The second example is a recent report commissioned from the OECD by the Minister for Education Norma Foley. Its subject is unglamorous but critically important – the working of the Deis programme that provides additional supports to primary and secondary schools in disadvantaged areas. It touches the lives of 260,000 children.
Great – we need what Foley described as “an independent, expert opinion on the current approach to resourcing schools to support children and young people at risk of educational disadvantage”. Except that this one is invisibly titled Yes, Minister. Its terms of reference are secret – Dr Brian Fleming and Prof Judith Harford of the UCD school of education were (as they wrote in The Irish Times) refused access to them. But essentially, the brief for the OECD experts was to interview officials in Foley’s department and other civil servants. As a group of 30 heads of Deis schools in Dublin noted, the review relied “primarily on self-reporting by the Department of Education who, to no one’s surprise, tell us they are doing a very good job”.
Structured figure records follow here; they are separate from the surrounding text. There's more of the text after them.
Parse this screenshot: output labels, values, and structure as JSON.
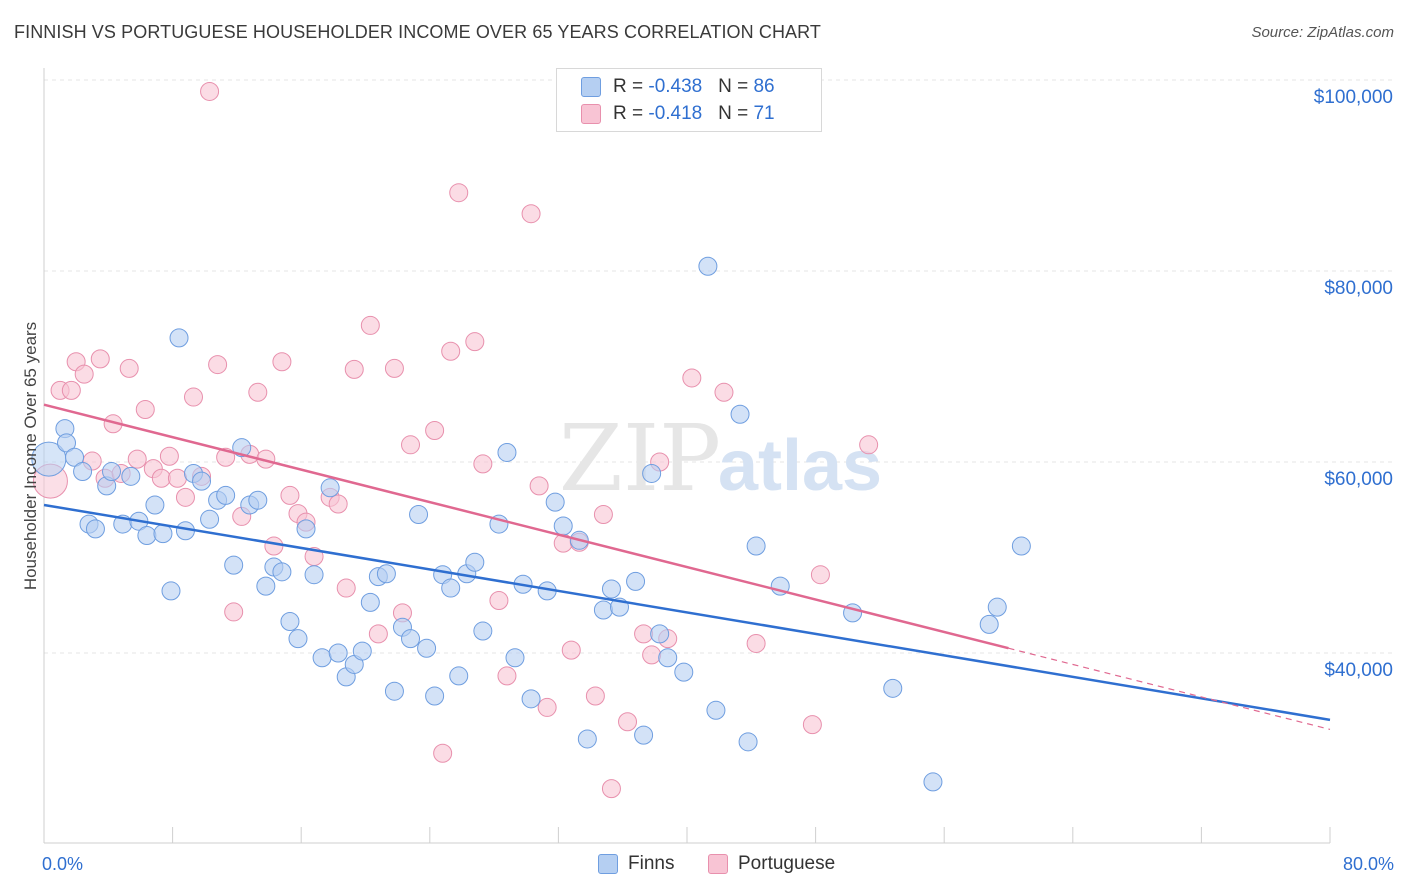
{
  "title": "FINNISH VS PORTUGUESE HOUSEHOLDER INCOME OVER 65 YEARS CORRELATION CHART",
  "source": "Source: ZipAtlas.com",
  "watermark": {
    "zip": "ZIP",
    "atlas": "atlas"
  },
  "legend": {
    "finns": {
      "r_label": "R = ",
      "r_value": "-0.438",
      "n_label": "N = ",
      "n_value": "86"
    },
    "portuguese": {
      "r_label": "R = ",
      "r_value": "-0.418",
      "n_label": "N = ",
      "n_value": "71"
    }
  },
  "chart_data": {
    "type": "scatter",
    "title": "FINNISH VS PORTUGUESE HOUSEHOLDER INCOME OVER 65 YEARS CORRELATION CHART",
    "xlabel": "",
    "ylabel": "Householder Income Over 65 years",
    "xlim": [
      0,
      80
    ],
    "ylim": [
      20000,
      102000
    ],
    "x_tick_labels": [
      "0.0%",
      "80.0%"
    ],
    "y_ticks": [
      40000,
      60000,
      80000,
      100000
    ],
    "y_tick_labels": [
      "$40,000",
      "$60,000",
      "$80,000",
      "$100,000"
    ],
    "grid": true,
    "legend_position": "top-center",
    "colors": {
      "finns_fill": "#b5cff2",
      "finns_stroke": "#6f9ee0",
      "finns_line": "#2f6fd0",
      "portuguese_fill": "#f8c4d4",
      "portuguese_stroke": "#e890ad",
      "portuguese_line": "#e06890"
    },
    "series": [
      {
        "name": "Finns",
        "trend": {
          "x": [
            0,
            80
          ],
          "y": [
            55500,
            33000
          ]
        },
        "points": [
          [
            0.3,
            60.3
          ],
          [
            1.3,
            63.5
          ],
          [
            1.4,
            62
          ],
          [
            1.9,
            60.5
          ],
          [
            2.4,
            59
          ],
          [
            2.8,
            53.5
          ],
          [
            3.2,
            53
          ],
          [
            3.9,
            57.5
          ],
          [
            4.2,
            59
          ],
          [
            4.9,
            53.5
          ],
          [
            5.4,
            58.5
          ],
          [
            5.9,
            53.8
          ],
          [
            6.4,
            52.3
          ],
          [
            6.9,
            55.5
          ],
          [
            7.4,
            52.5
          ],
          [
            7.9,
            46.5
          ],
          [
            8.4,
            73
          ],
          [
            8.8,
            52.8
          ],
          [
            9.3,
            58.8
          ],
          [
            9.8,
            58
          ],
          [
            10.3,
            54
          ],
          [
            10.8,
            56
          ],
          [
            11.3,
            56.5
          ],
          [
            11.8,
            49.2
          ],
          [
            12.3,
            61.5
          ],
          [
            12.8,
            55.5
          ],
          [
            13.3,
            56
          ],
          [
            13.8,
            47
          ],
          [
            14.3,
            49
          ],
          [
            14.8,
            48.5
          ],
          [
            15.3,
            43.3
          ],
          [
            15.8,
            41.5
          ],
          [
            16.3,
            53
          ],
          [
            16.8,
            48.2
          ],
          [
            17.3,
            39.5
          ],
          [
            17.8,
            57.3
          ],
          [
            18.3,
            40
          ],
          [
            18.8,
            37.5
          ],
          [
            19.3,
            38.8
          ],
          [
            19.8,
            40.2
          ],
          [
            20.3,
            45.3
          ],
          [
            20.8,
            48
          ],
          [
            21.3,
            48.3
          ],
          [
            21.8,
            36
          ],
          [
            22.3,
            42.7
          ],
          [
            22.8,
            41.5
          ],
          [
            23.3,
            54.5
          ],
          [
            23.8,
            40.5
          ],
          [
            24.3,
            35.5
          ],
          [
            24.8,
            48.2
          ],
          [
            25.3,
            46.8
          ],
          [
            25.8,
            37.6
          ],
          [
            26.3,
            48.3
          ],
          [
            26.8,
            49.5
          ],
          [
            27.3,
            42.3
          ],
          [
            28.3,
            53.5
          ],
          [
            28.8,
            61
          ],
          [
            29.3,
            39.5
          ],
          [
            29.8,
            47.2
          ],
          [
            30.3,
            35.2
          ],
          [
            31.3,
            46.5
          ],
          [
            31.8,
            55.8
          ],
          [
            32.3,
            53.3
          ],
          [
            33.3,
            51.8
          ],
          [
            33.8,
            31
          ],
          [
            34.8,
            44.5
          ],
          [
            35.3,
            46.7
          ],
          [
            35.8,
            44.8
          ],
          [
            36.8,
            47.5
          ],
          [
            37.3,
            31.4
          ],
          [
            37.8,
            58.8
          ],
          [
            38.3,
            42
          ],
          [
            38.8,
            39.5
          ],
          [
            39.8,
            38
          ],
          [
            41.3,
            80.5
          ],
          [
            41.8,
            34
          ],
          [
            43.3,
            65
          ],
          [
            43.8,
            30.7
          ],
          [
            44.3,
            51.2
          ],
          [
            45.8,
            47
          ],
          [
            50.3,
            44.2
          ],
          [
            52.8,
            36.3
          ],
          [
            55.3,
            26.5
          ],
          [
            58.8,
            43
          ],
          [
            59.3,
            44.8
          ],
          [
            60.8,
            51.2
          ]
        ]
      },
      {
        "name": "Portuguese",
        "trend": {
          "x": [
            0,
            60
          ],
          "y": [
            66000,
            40500
          ]
        },
        "trend_extension": {
          "x": [
            60,
            80
          ],
          "y": [
            40500,
            32000
          ]
        },
        "points": [
          [
            0.4,
            58
          ],
          [
            1.0,
            67.5
          ],
          [
            1.7,
            67.5
          ],
          [
            2.0,
            70.5
          ],
          [
            2.5,
            69.2
          ],
          [
            3.0,
            60.1
          ],
          [
            3.5,
            70.8
          ],
          [
            3.8,
            58.3
          ],
          [
            4.3,
            64
          ],
          [
            4.8,
            58.8
          ],
          [
            5.3,
            69.8
          ],
          [
            5.8,
            60.3
          ],
          [
            6.3,
            65.5
          ],
          [
            6.8,
            59.3
          ],
          [
            7.3,
            58.3
          ],
          [
            7.8,
            60.6
          ],
          [
            8.3,
            58.3
          ],
          [
            8.8,
            56.3
          ],
          [
            9.3,
            66.8
          ],
          [
            9.8,
            58.5
          ],
          [
            10.3,
            98.8
          ],
          [
            10.8,
            70.2
          ],
          [
            11.3,
            60.5
          ],
          [
            11.8,
            44.3
          ],
          [
            12.3,
            54.3
          ],
          [
            12.8,
            60.8
          ],
          [
            13.3,
            67.3
          ],
          [
            13.8,
            60.3
          ],
          [
            14.3,
            51.2
          ],
          [
            14.8,
            70.5
          ],
          [
            15.3,
            56.5
          ],
          [
            15.8,
            54.6
          ],
          [
            16.3,
            53.7
          ],
          [
            16.8,
            50.1
          ],
          [
            17.8,
            56.3
          ],
          [
            18.3,
            55.6
          ],
          [
            18.8,
            46.8
          ],
          [
            19.3,
            69.7
          ],
          [
            20.3,
            74.3
          ],
          [
            20.8,
            42
          ],
          [
            21.8,
            69.8
          ],
          [
            22.3,
            44.2
          ],
          [
            22.8,
            61.8
          ],
          [
            24.3,
            63.3
          ],
          [
            24.8,
            29.5
          ],
          [
            25.3,
            71.6
          ],
          [
            25.8,
            88.2
          ],
          [
            26.8,
            72.6
          ],
          [
            27.3,
            59.8
          ],
          [
            28.3,
            45.5
          ],
          [
            28.8,
            37.6
          ],
          [
            30.3,
            86
          ],
          [
            30.8,
            57.5
          ],
          [
            31.3,
            34.3
          ],
          [
            32.3,
            51.5
          ],
          [
            32.8,
            40.3
          ],
          [
            33.3,
            51.6
          ],
          [
            34.3,
            35.5
          ],
          [
            34.8,
            54.5
          ],
          [
            35.3,
            25.8
          ],
          [
            36.3,
            32.8
          ],
          [
            37.3,
            42
          ],
          [
            37.8,
            39.8
          ],
          [
            38.3,
            60
          ],
          [
            38.8,
            41.5
          ],
          [
            40.3,
            68.8
          ],
          [
            42.3,
            67.3
          ],
          [
            44.3,
            41
          ],
          [
            47.8,
            32.5
          ],
          [
            48.3,
            48.2
          ],
          [
            51.3,
            61.8
          ]
        ]
      }
    ]
  }
}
And, farcically, the process was kept, for the most part, well away from children and teachers. The experts visited four Deis schools specially chosen by the department from a total of 1,196 – a sample of 0.3 per cent. Helpfully, there is a schedule of visits in an appendix to the report. Assuming they broke for lunch, it seems to me the experts spent a total of about nine hours actually talking to children and teachers in these schools. This is not their fault – it is what the minister wanted, which is the self-gratification of the love of long distance. No one who made the fatal decisions about the reconfiguration of A&E services in the midwest has to come into contact with conditions on the hospital floor. The lives of kids in disadvantaged schools can be shaped by a largely sealed process that keeps them, as far as possible, out of the closed loop. The shield wall stays up.